Standby power in the home
A few months ago I was visiting our local library, when I noticed some interesting kits behind the the desk. They turned out to be "Home Energy Action Toolkits" (which has an acronym of HEAT!). I put my name down on the list, and finally last week it was my turn to borrow one of the kits.

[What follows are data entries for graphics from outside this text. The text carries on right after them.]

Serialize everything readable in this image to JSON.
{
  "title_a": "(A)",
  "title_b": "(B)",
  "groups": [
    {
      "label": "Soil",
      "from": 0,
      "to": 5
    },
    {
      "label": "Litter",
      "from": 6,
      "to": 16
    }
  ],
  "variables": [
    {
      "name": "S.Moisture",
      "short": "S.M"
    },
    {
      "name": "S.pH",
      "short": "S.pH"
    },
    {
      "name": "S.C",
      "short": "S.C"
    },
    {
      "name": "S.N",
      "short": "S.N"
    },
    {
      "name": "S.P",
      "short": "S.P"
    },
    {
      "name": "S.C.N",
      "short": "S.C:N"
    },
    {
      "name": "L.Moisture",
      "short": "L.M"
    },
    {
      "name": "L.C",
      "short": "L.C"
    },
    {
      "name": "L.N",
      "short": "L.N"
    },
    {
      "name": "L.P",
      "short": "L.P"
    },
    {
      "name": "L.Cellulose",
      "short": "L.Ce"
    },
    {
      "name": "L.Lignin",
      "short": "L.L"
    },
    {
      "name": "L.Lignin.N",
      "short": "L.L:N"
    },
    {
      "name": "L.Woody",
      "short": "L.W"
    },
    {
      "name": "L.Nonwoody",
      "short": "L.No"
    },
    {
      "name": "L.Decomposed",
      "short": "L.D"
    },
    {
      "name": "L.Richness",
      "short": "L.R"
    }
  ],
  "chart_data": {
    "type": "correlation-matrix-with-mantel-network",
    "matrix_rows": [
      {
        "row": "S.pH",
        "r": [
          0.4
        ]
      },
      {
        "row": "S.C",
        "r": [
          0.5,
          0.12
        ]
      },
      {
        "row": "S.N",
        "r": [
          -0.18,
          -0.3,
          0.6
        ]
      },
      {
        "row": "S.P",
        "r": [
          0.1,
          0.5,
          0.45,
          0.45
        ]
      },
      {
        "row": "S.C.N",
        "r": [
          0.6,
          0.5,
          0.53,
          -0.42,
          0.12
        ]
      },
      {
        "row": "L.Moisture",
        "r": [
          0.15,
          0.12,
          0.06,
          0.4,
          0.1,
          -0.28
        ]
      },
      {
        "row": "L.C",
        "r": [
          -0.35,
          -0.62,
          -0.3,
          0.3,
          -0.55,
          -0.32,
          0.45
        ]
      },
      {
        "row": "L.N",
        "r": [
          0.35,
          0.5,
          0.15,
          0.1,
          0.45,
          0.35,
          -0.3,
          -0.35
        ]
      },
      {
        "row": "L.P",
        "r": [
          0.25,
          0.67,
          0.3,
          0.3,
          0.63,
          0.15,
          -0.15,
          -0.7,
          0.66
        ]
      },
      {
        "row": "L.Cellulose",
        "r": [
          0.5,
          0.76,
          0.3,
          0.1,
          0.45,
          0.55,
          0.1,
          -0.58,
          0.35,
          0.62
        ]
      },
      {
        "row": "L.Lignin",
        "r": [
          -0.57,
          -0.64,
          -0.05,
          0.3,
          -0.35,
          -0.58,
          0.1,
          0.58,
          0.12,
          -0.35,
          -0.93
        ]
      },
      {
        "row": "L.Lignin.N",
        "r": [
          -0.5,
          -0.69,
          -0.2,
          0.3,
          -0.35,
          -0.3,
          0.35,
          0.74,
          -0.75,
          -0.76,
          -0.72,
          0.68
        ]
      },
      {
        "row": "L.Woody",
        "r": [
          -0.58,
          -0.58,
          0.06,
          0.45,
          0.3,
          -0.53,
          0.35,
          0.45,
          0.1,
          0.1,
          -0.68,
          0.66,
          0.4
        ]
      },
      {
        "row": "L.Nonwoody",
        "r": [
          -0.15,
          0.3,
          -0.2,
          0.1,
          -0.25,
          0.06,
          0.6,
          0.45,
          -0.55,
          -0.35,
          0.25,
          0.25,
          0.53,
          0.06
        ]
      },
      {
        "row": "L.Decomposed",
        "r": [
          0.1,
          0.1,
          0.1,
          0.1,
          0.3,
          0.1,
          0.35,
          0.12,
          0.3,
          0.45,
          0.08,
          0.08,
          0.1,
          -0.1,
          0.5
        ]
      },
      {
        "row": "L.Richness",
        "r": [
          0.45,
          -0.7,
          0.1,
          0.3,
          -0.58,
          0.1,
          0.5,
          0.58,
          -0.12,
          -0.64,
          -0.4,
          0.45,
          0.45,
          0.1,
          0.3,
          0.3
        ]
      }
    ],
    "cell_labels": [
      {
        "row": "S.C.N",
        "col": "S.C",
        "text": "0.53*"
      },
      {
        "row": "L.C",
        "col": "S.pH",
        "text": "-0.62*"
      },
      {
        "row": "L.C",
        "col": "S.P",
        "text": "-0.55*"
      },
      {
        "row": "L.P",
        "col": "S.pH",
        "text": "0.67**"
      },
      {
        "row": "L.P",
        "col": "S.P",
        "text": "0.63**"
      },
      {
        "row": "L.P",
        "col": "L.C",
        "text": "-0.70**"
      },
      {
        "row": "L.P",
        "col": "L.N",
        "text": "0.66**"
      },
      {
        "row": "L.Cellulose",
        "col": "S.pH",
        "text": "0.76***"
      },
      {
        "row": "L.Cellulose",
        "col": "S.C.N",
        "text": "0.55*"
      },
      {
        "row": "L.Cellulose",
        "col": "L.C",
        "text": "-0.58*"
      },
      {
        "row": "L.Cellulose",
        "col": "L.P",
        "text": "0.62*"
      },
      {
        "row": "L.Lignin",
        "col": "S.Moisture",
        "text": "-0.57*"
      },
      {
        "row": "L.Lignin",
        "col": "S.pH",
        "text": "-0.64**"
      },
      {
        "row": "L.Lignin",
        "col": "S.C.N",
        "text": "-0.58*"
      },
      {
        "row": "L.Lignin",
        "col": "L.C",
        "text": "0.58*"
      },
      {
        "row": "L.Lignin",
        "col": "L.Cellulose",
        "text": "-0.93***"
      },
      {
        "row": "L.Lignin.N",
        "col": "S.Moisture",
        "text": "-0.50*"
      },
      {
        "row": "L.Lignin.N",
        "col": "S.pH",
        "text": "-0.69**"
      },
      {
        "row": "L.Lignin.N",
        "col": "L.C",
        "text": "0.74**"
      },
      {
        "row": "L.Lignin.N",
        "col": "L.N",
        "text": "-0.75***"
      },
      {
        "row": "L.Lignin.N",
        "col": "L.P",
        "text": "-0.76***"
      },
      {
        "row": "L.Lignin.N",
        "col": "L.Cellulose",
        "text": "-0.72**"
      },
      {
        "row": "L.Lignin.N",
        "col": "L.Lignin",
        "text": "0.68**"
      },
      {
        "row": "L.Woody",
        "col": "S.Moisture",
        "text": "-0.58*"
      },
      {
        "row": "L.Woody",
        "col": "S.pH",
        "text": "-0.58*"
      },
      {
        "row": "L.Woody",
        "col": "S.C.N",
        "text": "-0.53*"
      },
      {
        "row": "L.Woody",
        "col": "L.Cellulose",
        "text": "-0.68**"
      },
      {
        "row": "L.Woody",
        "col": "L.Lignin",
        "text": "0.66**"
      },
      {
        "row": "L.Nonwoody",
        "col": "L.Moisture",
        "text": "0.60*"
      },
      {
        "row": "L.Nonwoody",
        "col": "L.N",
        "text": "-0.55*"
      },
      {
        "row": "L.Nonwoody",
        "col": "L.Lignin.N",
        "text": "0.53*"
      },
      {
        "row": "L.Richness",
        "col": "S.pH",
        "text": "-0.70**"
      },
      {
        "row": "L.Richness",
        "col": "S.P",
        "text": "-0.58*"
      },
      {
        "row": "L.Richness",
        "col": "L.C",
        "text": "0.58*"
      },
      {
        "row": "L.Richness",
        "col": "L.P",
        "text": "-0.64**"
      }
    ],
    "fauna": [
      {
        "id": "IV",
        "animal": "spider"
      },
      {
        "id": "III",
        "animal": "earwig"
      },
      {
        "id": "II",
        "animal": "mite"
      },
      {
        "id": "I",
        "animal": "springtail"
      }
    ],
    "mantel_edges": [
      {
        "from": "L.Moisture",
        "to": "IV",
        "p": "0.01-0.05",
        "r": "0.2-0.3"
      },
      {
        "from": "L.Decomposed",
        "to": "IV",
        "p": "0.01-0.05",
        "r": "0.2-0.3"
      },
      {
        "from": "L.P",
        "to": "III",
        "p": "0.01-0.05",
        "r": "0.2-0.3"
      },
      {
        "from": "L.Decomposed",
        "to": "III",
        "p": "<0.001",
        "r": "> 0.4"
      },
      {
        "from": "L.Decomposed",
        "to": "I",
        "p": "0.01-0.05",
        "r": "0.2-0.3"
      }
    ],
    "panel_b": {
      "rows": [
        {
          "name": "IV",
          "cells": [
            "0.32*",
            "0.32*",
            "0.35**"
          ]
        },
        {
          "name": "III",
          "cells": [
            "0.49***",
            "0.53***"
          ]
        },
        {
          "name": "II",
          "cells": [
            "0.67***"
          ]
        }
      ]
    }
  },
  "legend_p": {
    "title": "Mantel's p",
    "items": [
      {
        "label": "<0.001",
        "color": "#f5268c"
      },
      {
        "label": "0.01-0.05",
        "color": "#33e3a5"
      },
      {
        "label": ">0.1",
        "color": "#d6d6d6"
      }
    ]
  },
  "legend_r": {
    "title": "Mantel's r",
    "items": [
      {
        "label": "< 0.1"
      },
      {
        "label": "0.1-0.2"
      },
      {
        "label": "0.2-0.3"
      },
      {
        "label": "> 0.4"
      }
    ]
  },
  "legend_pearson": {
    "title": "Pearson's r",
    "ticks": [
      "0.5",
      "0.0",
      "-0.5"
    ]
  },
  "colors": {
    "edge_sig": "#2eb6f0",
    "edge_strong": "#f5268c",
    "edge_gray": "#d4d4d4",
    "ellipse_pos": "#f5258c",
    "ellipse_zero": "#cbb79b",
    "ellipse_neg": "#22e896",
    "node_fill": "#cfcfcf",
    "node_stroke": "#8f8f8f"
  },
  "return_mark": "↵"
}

They include the following items:
- Power-mate power meter
- Infrared thermometer
- Stop watch
I was primarily interesting in using the power meter to gauge how much power various appliances use in our home.
Here's what I discovered:
|Appliance||Standby (Watts)||On (Watts)|
|2400 W Heater||1.3||960/1370/2210 (low/med/high)|
|CD Cassette Radio 1||5.3||8.5/6.5/6.3 (Cd/Tape/Radio)|
|CD Cassette Radio 2||4.0||5.9/5.3 (Tape/Radio)|
|Computer + CRT Monitor||8.5||160|
|Small CRT TV||n/a||44|
|1000 W Heater||n/a||960|
|Camera battery charger||0.4|
|Automatic garage roller door||10.4||100|
|Mobile phone charger||0.2|
Two other appliances were also measured, using a feature of the power meter which calculates running costs by allowing you to enter in the cost per kilowatt hour (I used 17.99 cents). The results were very interesting:
|Dishwasher||14.44 cents per standard cycle|
|Bread machine||8.3 cents to make 1.25Kg loaf|
So it probably is cheaper to make your own bread after all.
As a family we’re not too bad at turning off things that we’re not using. We’ve also started the move to compact fluorescent lights, and I intend to make use of a service like Envirosaver, which will come out and replace all your incandescent bulbs with CF ones for free.